Lawatan Ibnu Battuta ke Sumatera pada Abad Ke-14 M
Oleh: Azhar Rasyid
Ibnu Battuta dikenal sebagai salah seorang petualang terbesar sepanjang masa. Lahir di Tangier, Maroko, pada 24 Februari 1304, dan terpelajar dalam bidang yurisprudensi Islam, sepanjang hidupnya ia mengelilingi berbagai belahan dunia yang jauh dari tanah kelahirannya. Tempat-tempat yang didatanginya antara lain adalah Mesir, Jazirah Arabia, Suriah, Irak, Iran, Turki, Afghanistan, India, Srilanka, Bangladesh, Sumatera, Semenanjung Malaya, dan Cina.
Bila dihitung dalam kilometer, jarak yang ditempuhnya untuk mengelilingi dunia mencapai angka 120.000 km. Mempertimbangkan masih sederhananya sarana transportasi yang tersedia dan rintangan yang dihadapi, ini adalah angka yang sangat besar bila. Sebagai perbandingan, petualang Italia ternama yang hidup sezaman dengan Ibnu Battuta, Marco Polo (1254-1324), selama 24 tahun masa petualangannya menempuh jarak 24.000 km.

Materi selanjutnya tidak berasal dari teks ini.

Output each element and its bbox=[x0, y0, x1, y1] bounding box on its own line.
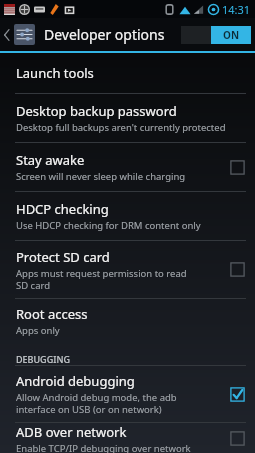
staticText: ADB over network bbox=[16, 423, 127, 441]
staticText: Apps only bbox=[16, 324, 60, 337]
button[interactable]: Developer options on bbox=[181, 26, 251, 44]
staticText: Apps must request permission to read SD … bbox=[16, 267, 187, 292]
staticText: 14:31 bbox=[222, 2, 251, 17]
button[interactable]: Protect SD card bbox=[0, 241, 255, 298]
button[interactable]: Root access bbox=[0, 299, 255, 343]
staticText: Developer options bbox=[44, 25, 165, 44]
button[interactable]: Desktop backup password bbox=[0, 94, 255, 142]
staticText: Desktop backup password bbox=[16, 102, 177, 120]
button[interactable]: ADB over network bbox=[0, 423, 255, 453]
button[interactable]: Navigate up bbox=[0, 24, 37, 45]
staticText: Screen will never sleep while charging bbox=[16, 170, 186, 183]
button[interactable]: Stay awake bbox=[0, 143, 255, 191]
staticText: Launch tools bbox=[16, 64, 94, 82]
staticText: Android debugging bbox=[16, 372, 135, 390]
button[interactable]: HDCP checking bbox=[0, 192, 255, 240]
staticText: Root access bbox=[16, 305, 88, 323]
staticText: ON bbox=[223, 28, 240, 42]
staticText: HDCP checking bbox=[16, 200, 109, 218]
staticText: Use HDCP checking for DRM content only bbox=[16, 219, 201, 232]
staticText: Enable TCP/IP debugging over network int… bbox=[16, 442, 191, 453]
staticText: DEBUGGING bbox=[16, 353, 70, 365]
button[interactable]: Android debugging bbox=[0, 366, 255, 422]
staticText: Desktop full backups aren't currently pr… bbox=[16, 121, 226, 134]
staticText: Protect SD card bbox=[16, 248, 110, 266]
button[interactable]: Launch tools bbox=[0, 53, 255, 93]
staticText: Allow Android debug mode, the adb interf… bbox=[16, 391, 177, 416]
staticText: Stay awake bbox=[16, 151, 85, 169]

Sekitar seperlima dari jarak total yang ditempuh Ibnu Battuta.
Petualangan Ibnu Battuta mehjasilakna banyak karya, yang paling ternama adalah Tuḥfat an-Nuẓẓār fī Gharāʾib al-Amṣār wa ʿAjāʾib al-Asfār, yang lebih dikenal sebagai Rihlah atau buku perjalanan Ibnu Battuta. Para sejarawan menekankan bahwa buku ini bukanlah sekedar catatan tentang nama tempat di berbagai belahan dunia, melainkan juga berisi narasi yang mengisahkan keragaman budaya masyarakat dunia, khususnya di dunia Islam. Mempelajari buku ini membuat orang memahami tentang keadaan sosial, budaya, politik dan keagamaan di banyak tempat di tiga benua (Afrika, Asia dan Eropa).

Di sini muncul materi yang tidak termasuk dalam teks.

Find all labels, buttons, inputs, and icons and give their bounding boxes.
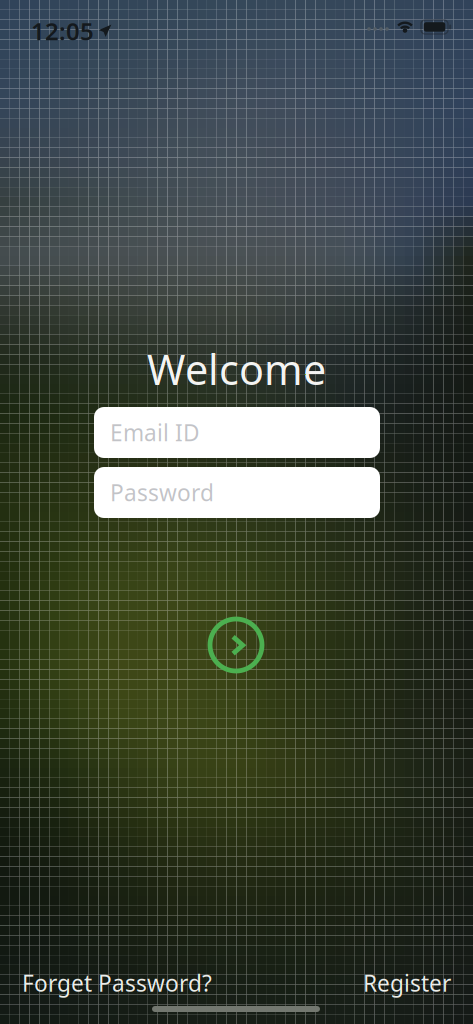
button[interactable]: Register <box>351 968 451 998</box>
staticText: Password <box>110 477 214 508</box>
button[interactable]: Email ID <box>94 407 380 458</box>
staticText: Forget Password? <box>22 968 212 998</box>
staticText: Email ID <box>110 417 200 448</box>
button[interactable]: Continue <box>207 616 265 674</box>
staticText: 12:05 <box>31 15 94 47</box>
staticText: Welcome <box>147 342 326 396</box>
button[interactable]: Forget Password? <box>22 968 222 998</box>
staticText: Register <box>363 968 451 998</box>
button[interactable]: Password <box>94 467 380 518</box>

Ibnu Battuta menceritakan kisah perjalanannya pada seorang juru tulis, Ibn Juzayy. Ia mendiktekan ingatannya tentang apa yang dialaminya selama perjalanan, ditambah dengan berbagai catatan pribadi yang ia buat. Ibn Juzayy menyusunnya dalam bentuk narasi yang lebih indah namun mudah dipahami.

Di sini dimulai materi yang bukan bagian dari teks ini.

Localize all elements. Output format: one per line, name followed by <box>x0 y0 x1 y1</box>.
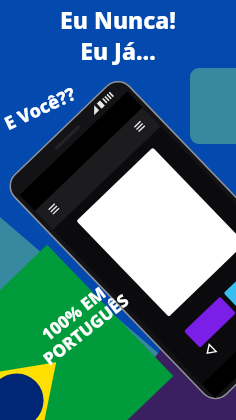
staticText: E Você?? <box>0 81 80 136</box>
staticText: Eu Já… <box>80 35 156 66</box>
staticText: Eu Nunca! <box>60 4 176 35</box>
staticText: 100% EM PORTUGUÊS <box>26 273 133 370</box>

Walaupun ada sejumlah pertanyaan tentang akurasi isi buku ini, karya ini menjadi suatu sumber sejarah berharga tentang dunia pada abad pertengahan Islam, termasuk mengenai perkembangan agama Islam, praktik beragama, keadaan masyarakat, jalannya pemerintahan serta keberadaan sekolah dan masjid serta situs-situs bersejarah di berbagai tempat di dunia Islam.
Ibnu Battuta ke Sumatera
Salah satu wilayah yang didatangi oleh Ibnu Battuta dalam lawatan panjangnya itu adalah Pulau Sumatera. Ibnu Battuta singgah di Kerajaan Samudera Pasai di ujung utara Sumatera, pada tahun 1345 dan 1346 kala ia dalam perjalanan menuju ke dan kembali dari Cina. Ibnu Battuta mencatat bahwa pada saat ia datang ke sana penguasa Samudera Pasai menganut mazhab Syafii, dan menurut sejarawan M.C. Ricklefs dalam bukunya, A History of Modern Indonesia since c. 1200, ini memperlihatkan bahwa mazhab Syafii sudah eksis di Indonesia sejak periode yang sangat awal.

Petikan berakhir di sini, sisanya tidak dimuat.